The story says that companies are moving their headquarters and major offices from locales that aren’t very diverse to those that are, such as Atlanta, so that they can hire and retain diverse employees. As used in the article, “diversity” is synonymous with “black.”

Sorry, my fellow Tucsonans, but Tucson has the wrong type of diversity.

I know the pluses and minuses of Atlanta very well, as I conducted a lot of business over my career in Atlanta and other parts of Georgia. In one case, I led an effort at a plant in Macon to teach literacy to black employees so they could retain their jobs as the plant converted to computer-controlled equipment. In another case, I fired a good ole boy who was a longtime HR manager at a plant in rural southern Georgia, because he was right out of central casting as a redneck.

Don’t think that the article won’t have an impact. In my years of management consulting, one of my biggest challenges was dealing with CEOs who would read a popular business book or business article about a new fad and then direct company managers to adopt the fad. Like most humans, most CEOs like to follow the herd.
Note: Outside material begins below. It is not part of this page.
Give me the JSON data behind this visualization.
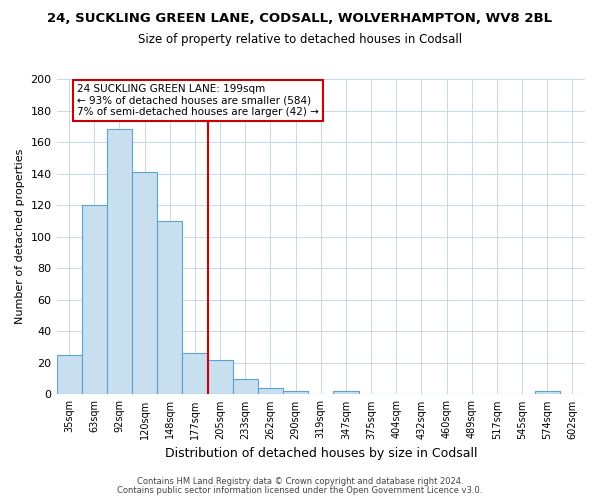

The print edition of the article has a confusing chart that lists cities that have a high, medium, or low “tech-talent diversity score” and a lower cost of living.  Tucson doesn’t make the list.  Amazingly, nor does my boyhood home of St. Louis, although the metropolis is very racially diverse; has a diverse economy of industrial, biotech, and financial giants; has abundant cultural attractions; has two top-notch universities; has hip gentrified neighborhoods, and has a low cost of living and affordable housing. Phoenix did make the list, however, as having a medium score.